Thursday 

Room 5 

10:20 - 11:20 

(UTC+02

Talk (60 min)

Test architecture is a real thing

If you have automatic end-to-end tests, you have test architecture, even if you’ve never given it a thought.

Testing
Product

In this talk I will dive into the choices we at Neat have made in our test architecture in order to both preserve and create value for our company, customers and software development teams.

I will go through detailed, concrete choices in test code and move onward to the organization of frameworks, tools, processes and practices. I will cover the measures we have intentionally chosen in order to catch regressions, reduce false positives, write maintainable tests, understand test results and enable development teams to do their job faster and with increased confidence. While our specifics, embedded software and end-to-end tests written in Python may not match your situation, many of the questions we asked in order to determine the choices we have made are likely to be both relevant and perhaps even unthought for other teams.

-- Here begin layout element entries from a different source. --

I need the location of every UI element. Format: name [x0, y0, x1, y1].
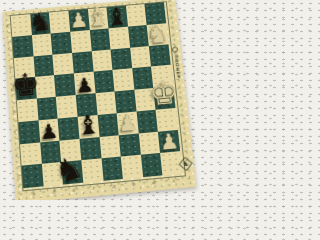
rank-label: 2 — [12, 144, 22, 167]
board-square — [32, 33, 53, 56]
board-square — [17, 99, 38, 122]
file-label: г — [83, 182, 104, 196]
brand-logo-icon — [172, 46, 179, 52]
rank-label: 3 — [10, 122, 20, 145]
board-square — [119, 133, 141, 157]
brand-text: ПИОНЕР — [173, 54, 181, 79]
board-square — [95, 91, 117, 114]
chess-board: ♞♟♝♝♞♚♟♚♟♝♟♟♞ абвгдежз 87654321 ПИОНЕР ♞ — [3, 0, 197, 200]
board-square — [58, 117, 80, 141]
board-square — [115, 90, 137, 113]
board-square — [79, 137, 101, 161]
board-square — [22, 164, 44, 188]
board-square — [132, 67, 154, 90]
board-square — [33, 54, 54, 77]
knight-stamp-icon: ♞ — [182, 160, 189, 168]
board-square — [111, 47, 132, 70]
rank-label: 4 — [9, 100, 19, 122]
board-square — [91, 49, 112, 72]
board-grid — [11, 2, 183, 188]
board-frame: ♞♟♝♝♞♚♟♚♟♝♟♟♞ абвгдежз 87654321 ПИОНЕР ♞ — [3, 0, 197, 200]
board-square — [138, 131, 160, 155]
board-square — [89, 28, 110, 51]
file-label: д — [103, 180, 124, 194]
board-square — [130, 46, 152, 69]
rank-label: 1 — [14, 166, 24, 189]
board-square — [36, 97, 57, 120]
board-square — [81, 159, 103, 183]
board-square — [99, 135, 121, 159]
board-square — [147, 23, 168, 46]
board-square — [156, 108, 178, 132]
board-square — [109, 26, 130, 49]
board-square — [49, 11, 70, 33]
board-square — [18, 120, 39, 144]
board-square — [70, 30, 91, 53]
board-square — [35, 75, 56, 98]
file-label: в — [63, 184, 84, 198]
board-square — [113, 68, 135, 91]
board-square — [136, 109, 158, 133]
board-square — [53, 52, 74, 75]
board-square — [151, 65, 173, 88]
board-square — [12, 35, 33, 58]
board-square — [51, 32, 72, 55]
photo-background: { "game": "chess", "description": "Overh… — [0, 0, 200, 200]
rank-label: 7 — [4, 37, 13, 59]
board-square — [38, 118, 59, 142]
board-square — [54, 74, 75, 97]
board-square — [30, 13, 51, 35]
board-square — [40, 140, 62, 164]
board-square — [77, 115, 99, 139]
file-label: е — [123, 178, 144, 192]
file-label: б — [43, 186, 64, 200]
rank-label: 5 — [7, 79, 17, 101]
board-square — [154, 86, 176, 109]
board-square — [61, 160, 83, 184]
board-square — [60, 138, 82, 162]
file-label: ж — [143, 176, 164, 190]
board-square — [107, 6, 128, 28]
board-square — [20, 142, 41, 166]
board-square — [42, 162, 64, 186]
board-square — [145, 2, 166, 24]
board-square — [72, 51, 93, 74]
board-square — [149, 44, 171, 67]
file-label: а — [23, 187, 44, 200]
board-square — [158, 129, 180, 153]
board-square — [14, 56, 35, 79]
board-square — [68, 9, 89, 31]
board-square — [87, 7, 108, 29]
maker-stamp: ♞ — [179, 157, 192, 170]
board-square — [11, 14, 32, 36]
board-square — [76, 93, 98, 116]
board-square — [126, 4, 147, 26]
board-square — [141, 153, 163, 177]
board-square — [101, 157, 123, 181]
board-square — [97, 113, 119, 137]
board-square — [56, 95, 77, 118]
board-square — [74, 72, 95, 95]
rank-label: 8 — [3, 16, 12, 37]
board-square — [93, 70, 114, 93]
rank-label: 6 — [6, 58, 15, 80]
file-label: з — [163, 175, 184, 189]
board-square — [128, 25, 149, 48]
board-square — [117, 111, 139, 135]
board-square — [121, 155, 143, 179]
board-square — [134, 88, 156, 111]
board-square — [15, 77, 36, 100]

Test architecture encompasses everything from code to more theoretical concerns like enterprise architecture, but with concrete, immediate consequences. Ignore it at your peril or at least come and find out that it’s a rich, challenging and rewarding domain.

James Westfall

James has been working for over 20 years in software and hardware development. He has worked with test automation since 2008 and has gradually switched from a successful developer and architect role over to an experienced test automation specialist role. James focuses on how automatic end-to-end testing can bring together all the participants in an agile team and deliver value early in the requirements gathering and active development stages, long before the software is close to being finished. When not giving Neat’s video-conference solutions strange dreams, James enjoys the Norwegian outdoors, especially when skiing and flyfishing.